Focus will be on the nine Independent Senators when the controversial Defence (Amendment) Bill 2013—renamed the Miscellaneous Provisions (Defence Force and Police Complaints) Bill—goes to the Upper House, expected to be in two weeks time.
The bill, which gives soldiers powers of arrest, was passed with amendments in the House of Representatives last Friday with the required three-fifths majority after all 29 members of Government voted unanimously for its passage.
The 11 members of the Opposition People's National Movement (PNM) voted against it.
The bill is expected to be debated in the Upper House, when the nine Independent Senators will either give or withhold their support for the contentious legislation, seen by some as inimical to the human rights of citizens and contra to the democratic principles of the country.
The Trinidad and Tobago Chamber of Commerce and other members of the business sector have endorsed the anti-crime initiative to allow soldiers the right to stop, search, seize or detain and arrest people, functions which were only entrusted to the Police Service.
For it to become law, however, the bill must also have a three-fifths special majority for passage in the Senate, which means that it must get the required 19 votes.

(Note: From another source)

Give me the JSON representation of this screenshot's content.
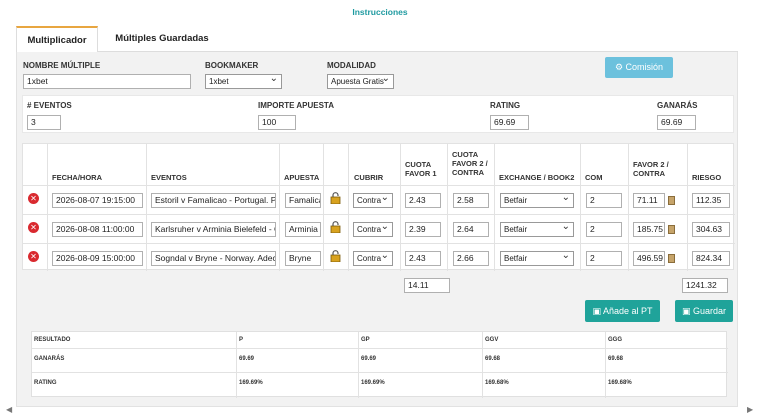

While Government has 16 seats in the Senate, the President does not normally exercise his right to vote to change legislation.
This means the People's Partnership Government will require four of the Independent votes to ensure passage of the bill in the Senate.
Independent Senator Dr James Armstrong told the Sunday Express yesterday he is waiting on the debate to decide how he votes.
"I have not been able to hear the debate in its entirety in the Lower House and I will wait until it comes to the Senate," he said.
He said he was unsure how soon that would be, but Housing Minister Dr Roodal Moonilal confirmed yesterday it would be in about two weeks' time.
Efforts to contact other Independent Senators proved futile yesterday.